A geospatial approach to assessing soil erosion in a watershed by integrating socio-economic determinants and the RUSLE model
Bhandari, KP and Aryal, J and Darnsawasdi, R, A geospatial approach to assessing soil erosion in a watershed by integrating socio-economic determinants and the RUSLE model, Natural Hazards, 75, (1) pp. 321-342. ISSN 0921-030X (2015) [Refereed Article]

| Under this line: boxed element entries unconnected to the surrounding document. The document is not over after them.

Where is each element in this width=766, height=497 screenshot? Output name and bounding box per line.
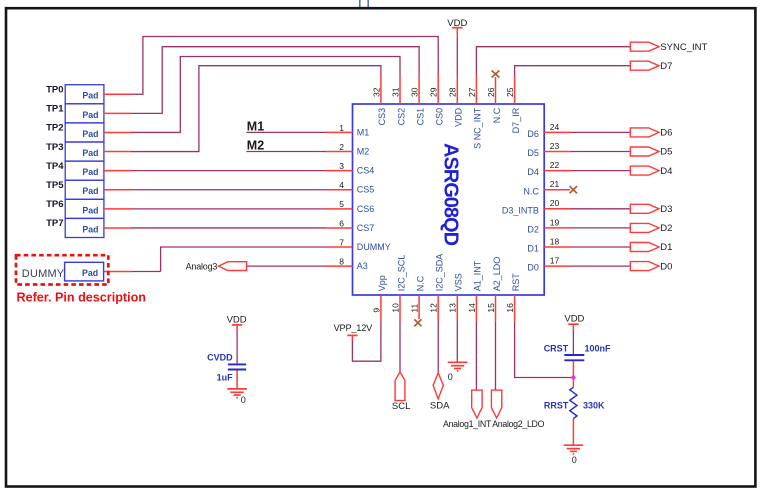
svg-text:CS4: CS4 [357, 166, 375, 176]
svg-text:TP1: TP1 [46, 104, 64, 115]
svg-text:A3: A3 [357, 261, 368, 271]
svg-text:25: 25 [505, 87, 515, 97]
svg-text:8: 8 [339, 257, 344, 267]
svg-text:21: 21 [550, 179, 560, 189]
svg-text:CS0: CS0 [435, 108, 445, 126]
svg-text:Analog3: Analog3 [186, 262, 218, 272]
svg-text:1: 1 [339, 123, 344, 133]
svg-text:Pad: Pad [82, 148, 98, 158]
svg-text:DUMMY: DUMMY [22, 268, 65, 280]
svg-text:7: 7 [339, 237, 344, 247]
svg-text:16: 16 [505, 303, 515, 313]
svg-text:Vpp: Vpp [377, 275, 387, 291]
svg-text:VDD: VDD [564, 313, 584, 324]
svg-text:CS2: CS2 [396, 108, 406, 126]
svg-text:22: 22 [550, 160, 560, 170]
svg-text:D4: D4 [660, 166, 672, 177]
svg-text:VDD: VDD [454, 107, 464, 127]
svg-text:S NC_INT: S NC_INT [473, 107, 483, 149]
svg-text:11: 11 [410, 304, 420, 313]
svg-text:Pad: Pad [82, 129, 98, 139]
svg-text:M1: M1 [357, 127, 370, 137]
svg-text:I2C_SCL: I2C_SCL [396, 255, 406, 292]
svg-text:Pad: Pad [82, 167, 98, 177]
svg-text:D3_INTB: D3_INTB [502, 205, 539, 215]
svg-text:0: 0 [448, 372, 453, 382]
svg-text:0: 0 [241, 395, 246, 405]
svg-text:D1: D1 [660, 242, 672, 253]
svg-text:20: 20 [550, 198, 560, 208]
svg-text:CVDD: CVDD [207, 353, 233, 363]
svg-text:14: 14 [467, 303, 477, 313]
svg-text:TP5: TP5 [46, 180, 64, 191]
svg-text:Refer. Pin description: Refer. Pin description [17, 291, 146, 305]
svg-text:26: 26 [486, 87, 496, 97]
svg-text:27: 27 [467, 87, 477, 97]
svg-text:TP3: TP3 [46, 142, 63, 153]
svg-text:N.C: N.C [523, 186, 539, 196]
svg-text:TP7: TP7 [46, 218, 63, 229]
svg-text:D6: D6 [660, 128, 672, 139]
svg-text:31: 31 [390, 87, 400, 97]
svg-text:TP0: TP0 [46, 85, 63, 96]
svg-text:RST: RST [511, 273, 521, 292]
svg-text:D6: D6 [527, 129, 539, 139]
svg-text:12: 12 [429, 303, 439, 313]
svg-text:TP6: TP6 [46, 199, 63, 210]
svg-text:D3: D3 [660, 204, 672, 215]
svg-text:D0: D0 [660, 261, 672, 272]
svg-text:SYNC_INT: SYNC_INT [660, 42, 707, 53]
svg-text:D4: D4 [527, 167, 539, 177]
svg-text:4: 4 [339, 180, 344, 190]
svg-text:CS6: CS6 [357, 204, 375, 214]
svg-text:30: 30 [410, 87, 420, 97]
svg-text:D7: D7 [660, 61, 672, 72]
svg-text:D7_IR: D7_IR [511, 107, 521, 133]
svg-text:VDD: VDD [227, 315, 247, 326]
svg-text:24: 24 [550, 122, 560, 132]
svg-text:VPP_12V: VPP_12V [334, 323, 374, 333]
svg-text:VDD: VDD [447, 18, 467, 29]
svg-text:3: 3 [339, 161, 344, 171]
svg-text:13: 13 [448, 303, 458, 313]
svg-text:CS3: CS3 [377, 108, 387, 126]
svg-text:Pad: Pad [82, 110, 98, 120]
svg-text:Analog2_LDO: Analog2_LDO [492, 419, 544, 429]
svg-text:VSS: VSS [454, 273, 464, 291]
svg-text:Pad: Pad [82, 268, 98, 278]
svg-text:DUMMY: DUMMY [357, 242, 391, 252]
svg-text:D2: D2 [660, 223, 672, 234]
svg-text:TP2: TP2 [46, 123, 63, 134]
svg-text:D0: D0 [527, 263, 539, 273]
svg-text:N.C: N.C [492, 107, 502, 123]
svg-text:RRST: RRST [544, 400, 569, 410]
svg-text:D1: D1 [527, 244, 539, 254]
svg-text:29: 29 [429, 87, 439, 97]
svg-text:CRST: CRST [544, 343, 569, 353]
svg-text:SCL: SCL [392, 401, 410, 412]
svg-text:D2: D2 [527, 225, 539, 235]
svg-text:SDA: SDA [430, 401, 450, 412]
svg-text:10: 10 [390, 303, 400, 313]
svg-text:Pad: Pad [82, 205, 98, 215]
svg-text:D5: D5 [660, 147, 672, 158]
svg-text:17: 17 [550, 256, 560, 266]
svg-text:M2: M2 [247, 139, 264, 153]
svg-text:Pad: Pad [82, 91, 98, 101]
svg-text:Pad: Pad [82, 224, 98, 234]
svg-text:Analog1_INT: Analog1_INT [443, 419, 492, 429]
svg-text:6: 6 [339, 218, 344, 228]
svg-text:0: 0 [572, 455, 577, 465]
svg-text:15: 15 [486, 303, 496, 313]
svg-text:CS1: CS1 [415, 108, 425, 126]
svg-text:N.C: N.C [415, 275, 425, 291]
svg-text:I2C_SDA: I2C_SDA [435, 254, 445, 292]
svg-text:CS7: CS7 [357, 223, 375, 233]
svg-text:A2_LDO: A2_LDO [492, 257, 502, 292]
svg-text:CS5: CS5 [357, 185, 375, 195]
svg-text:28: 28 [448, 87, 458, 97]
svg-text:23: 23 [550, 141, 560, 151]
svg-text:18: 18 [550, 236, 560, 246]
svg-text:Pad: Pad [82, 186, 98, 196]
svg-text:32: 32 [371, 87, 381, 97]
svg-text:5: 5 [339, 199, 344, 209]
svg-text:D5: D5 [527, 148, 539, 158]
svg-text:A1_INT: A1_INT [473, 260, 483, 291]
svg-text:19: 19 [550, 217, 560, 227]
svg-text:100nF: 100nF [585, 343, 612, 353]
svg-text:M1: M1 [247, 119, 264, 133]
svg-text:330K: 330K [583, 400, 605, 410]
svg-text:9: 9 [371, 308, 381, 313]
svg-text:ASRG08QD: ASRG08QD [439, 143, 461, 246]
svg-text:M2: M2 [357, 147, 370, 157]
svg-text:1uF: 1uF [217, 372, 234, 382]
svg-text:TP4: TP4 [46, 161, 64, 172]
svg-text:2: 2 [339, 142, 344, 152]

The amount, degree of severity, and risk of soil erosion in managed landscapes mainly depend on human activities such as vegetation removal, grazing, urbanisation, poor agricultural management, and planned burning. However, the underlying mechanisms that ultimately drive the activities causing soil erosion for a particular location are less obvious. We address this issue by integrating stakeholder perceptions of socio-economic determinants of soil erosion and the revised universal soil loss equation (RUSLE) for the Phewa watershed, Pokhara, Nepal. A RUSLE model was applied to estimate the soil erosion status of the watershed based on socioeconomic-topographical factors. The output of the model indicated that the current annual rate of soil erosion in the Phewa watershed varies from 0 to 206.8 t ha−1 year−1, with a mean annual soil loss rate of 14.7 t ha−1 year−1. We used a structured questionnaire to collect socio-economic variables related to soil erosion in the watershed. Bivariate correlation and stepwise multiple regression analyses revealed ten socio-economic variables that were predictors of soil erosion. The analysis generated five predictive models: the first (R2 = 0.65), second (R2 = 0.71), third (R2 = 0.79), and fourth model (R2 = 0.85) significantly (p < 0.01) explained the variability of soil erosion rate across the watershed, while the fifth (full) model significantly (p < 0.01) explained 89% of the variability of soil erosion rate (R2 = 0.89). Our study identified socio-economic variables such as household size, farm labour availability, level of education, conservation cost, training, membership of organisation committees, distance, farm size, migration, and farm income as predictor variables of soil erosion.